We talked over the idea of the literary salons. Moffatt wasn’t able to commit—that would take the approval of the college—but we discussed topics, timing, promotion. It was all terribly useful, and even better, here I was having an intelligent conversation with a colleague about my work. Things were looking up.

“I doubt we could offer the speakers a fee,” I admitted.

“Apart from a glass of wine,” he said.

“You know, if we ever wanted to expand the salons and include the nineteenth century, I could get someone from the Jane Austen Centre—it’s where I worked before this.”

“Was it?” he asked, looking me over with both a frown and a smile. “I’m not sure I can see that.”

“I was behind the scenes, not in the public eye.”

“Your knowledge about the mystery genre must be quite extensive to have landed this post.”

“There is always more to learn,” I replied vaguely.

“Crime, suspense—you’re the expert, I’m sure.”

I felt myself being pushed out onto thin ice. “Popular literature, no matter the genre or era, contains many of the same elements, don’t you think?”

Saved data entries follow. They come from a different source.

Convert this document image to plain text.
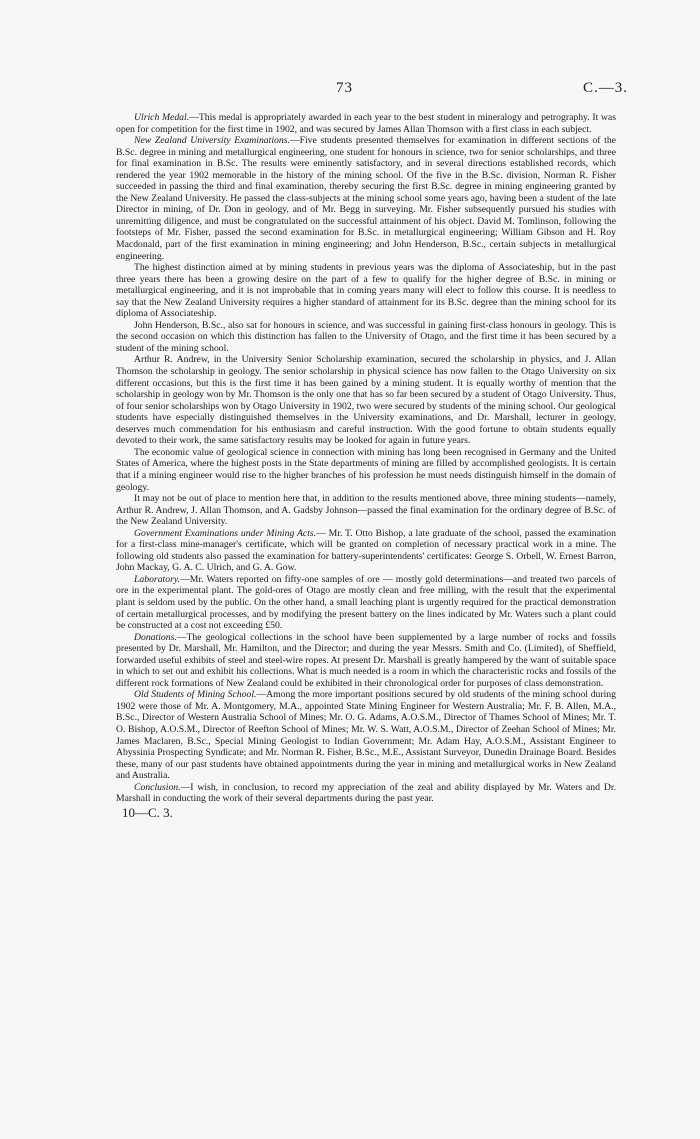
73	C.—3.

Ulrich Medal.—This medal is appropriately awarded in each year to the best student in mineralogy and petrography. It was open for competition for the first time in 1902, and was secured by James Allan Thomson with a first class in each subject.

New Zealand University Examinations.—Five students presented themselves for examination in different sections of the B.Sc. degree in mining and metallurgical engineering, one student for honours in science, two for senior scholarships, and three for final examination in B.Sc. The results were eminently satisfactory, and in several directions established records, which rendered the year 1902 memorable in the history of the mining school. Of the five in the B.Sc. division, Norman R. Fisher succeeded in passing the third and final examination, thereby securing the first B.Sc. degree in mining engineering granted by the New Zealand University. He passed the class-subjects at the mining school some years ago, having been a student of the late Director in mining, of Dr. Don in geology, and of Mr. Begg in surveying. Mr. Fisher subsequently pursued his studies with unremitting diligence, and must be congratulated on the successful attainment of his object. David M. Tomlinson, following the footsteps of Mr. Fisher, passed the second examination for B.Sc. in metallurgical engineering; William Gibson and H. Roy Macdonald, part of the first examination in mining engineering; and John Henderson, B.Sc., certain subjects in metallurgical engineering.

The highest distinction aimed at by mining students in previous years was the diploma of Associateship, but in the past three years there has been a growing desire on the part of a few to qualify for the higher degree of B.Sc. in mining or metallurgical engineering, and it is not improbable that in coming years many will elect to follow this course. It is needless to say that the New Zealand University requires a higher standard of attainment for its B.Sc. degree than the mining school for its diploma of Associateship.

John Henderson, B.Sc., also sat for honours in science, and was successful in gaining first-class honours in geology. This is the second occasion on which this distinction has fallen to the University of Otago, and the first time it has been secured by a student of the mining school.

Arthur R. Andrew, in the University Senior Scholarship examination, secured the scholarship in physics, and J. Allan Thomson the scholarship in geology. The senior scholarship in physical science has now fallen to the Otago University on six different occasions, but this is the first time it has been gained by a mining student. It is equally worthy of mention that the scholarship in geology won by Mr. Thomson is the only one that has so far been secured by a student of Otago University. Thus, of four senior scholarships won by Otago University in 1902, two were secured by students of the mining school. Our geological students have especially distinguished themselves in the University examinations, and Dr. Marshall, lecturer in geology, deserves much commendation for his enthusiasm and careful instruction. With the good fortune to obtain students equally devoted to their work, the same satisfactory results may be looked for again in future years.

The economic value of geological science in connection with mining has long been recognised in Germany and the United States of America, where the highest posts in the State departments of mining are filled by accomplished geologists. It is certain that if a mining engineer would rise to the higher branches of his profession he must needs distinguish himself in the domain of geology.

It may not be out of place to mention here that, in addition to the results mentioned above, three mining students—namely, Arthur R. Andrew, J. Allan Thomson, and A. Gadsby Johnson—passed the final examination for the ordinary degree of B.Sc. of the New Zealand University.

Government Examinations under Mining Acts.— Mr. T. Otto Bishop, a late graduate of the school, passed the examination for a first-class mine-manager's certificate, which will be granted on completion of necessary practical work in a mine. The following old students also passed the examination for battery-superintendents' certificates: George S. Orbell, W. Ernest Barron, John Mackay, G. A. C. Ulrich, and G. A. Gow.

Laboratory.—Mr. Waters reported on fifty-one samples of ore — mostly gold determinations—and treated two parcels of ore in the experimental plant. The gold-ores of Otago are mostly clean and free milling, with the result that the experimental plant is seldom used by the public. On the other hand, a small leaching plant is urgently required for the practical demonstration of certain metallurgical processes, and by modifying the present battery on the lines indicated by Mr. Waters such a plant could be constructed at a cost not exceeding £50.

Donations.—The geological collections in the school have been supplemented by a large number of rocks and fossils presented by Dr. Marshall, Mr. Hamilton, and the Director; and during the year Messrs. Smith and Co. (Limited), of Sheffield, forwarded useful exhibits of steel and steel-wire ropes. At present Dr. Marshall is greatly hampered by the want of suitable space in which to set out and exhibit his collections. What is much needed is a room in which the characteristic rocks and fossils of the different rock formations of New Zealand could be exhibited in their chronological order for purposes of class demonstration.

Old Students of Mining School.—Among the more important positions secured by old students of the mining school during 1902 were those of Mr. A. Montgomery, M.A., appointed State Mining Engineer for Western Australia; Mr. F. B. Allen, M.A., B.Sc., Director of Western Australia School of Mines; Mr. O. G. Adams, A.O.S.M., Director of Thames School of Mines; Mr. T. O. Bishop, A.O.S.M., Director of Reefton School of Mines; Mr. W. S. Watt, A.O.S.M., Director of Zeehan School of Mines; Mr. James Maclaren, B.Sc., Special Mining Geologist to Indian Government; Mr. Adam Hay, A.O.S.M., Assistant Engineer to Abyssinia Prospecting Syndicate; and Mr. Norman R. Fisher, B.Sc., M.E., Assistant Surveyor, Dunedin Drainage Board. Besides these, many of our past students have obtained appointments during the year in mining and metallurgical works in New Zealand and Australia.

Conclusion.—I wish, in conclusion, to record my appreciation of the zeal and ability displayed by Mr. Waters and Dr. Marshall in conducting the work of their several departments during the past year.

10—C. 3.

“So, what do you think—if we put Inspector Grant up against Chief Inspector Alleyn, who do you believe would solve the crime first?”

“I . . . I . . .” I had no idea. Those names rang distant bells, but I couldn’t tell you which Golden Age authors they belonged to, even though the library shelves were lined with their books. “It isn’t fair for me to put them in a competition.”

“It’s a question I often ask my students,” Moffatt replied. “It focuses them on the elements of the story.” He glanced round the office. “And you live on the premises?”

“I’m not sure this has any bearing on the work we will carry out—”

“Well, you’ve certainly done well for yourself here.” He rubbed his hands on the leather armchair. “A far cry from what a college lecturer can afford, I’ll tell you that.”

“My accommodations,” I said, my face blazing, “are part of the compensation as curator. You can be sure, Mr. Moffatt, that my pay package reflects that fact. And just because I have rooms upstairs at Middlebank, it doesn’t mean I am waited on hand and foot by servants.”

“Tea?” Mrs. Woolgar asked, standing in the doorway with tray in hand.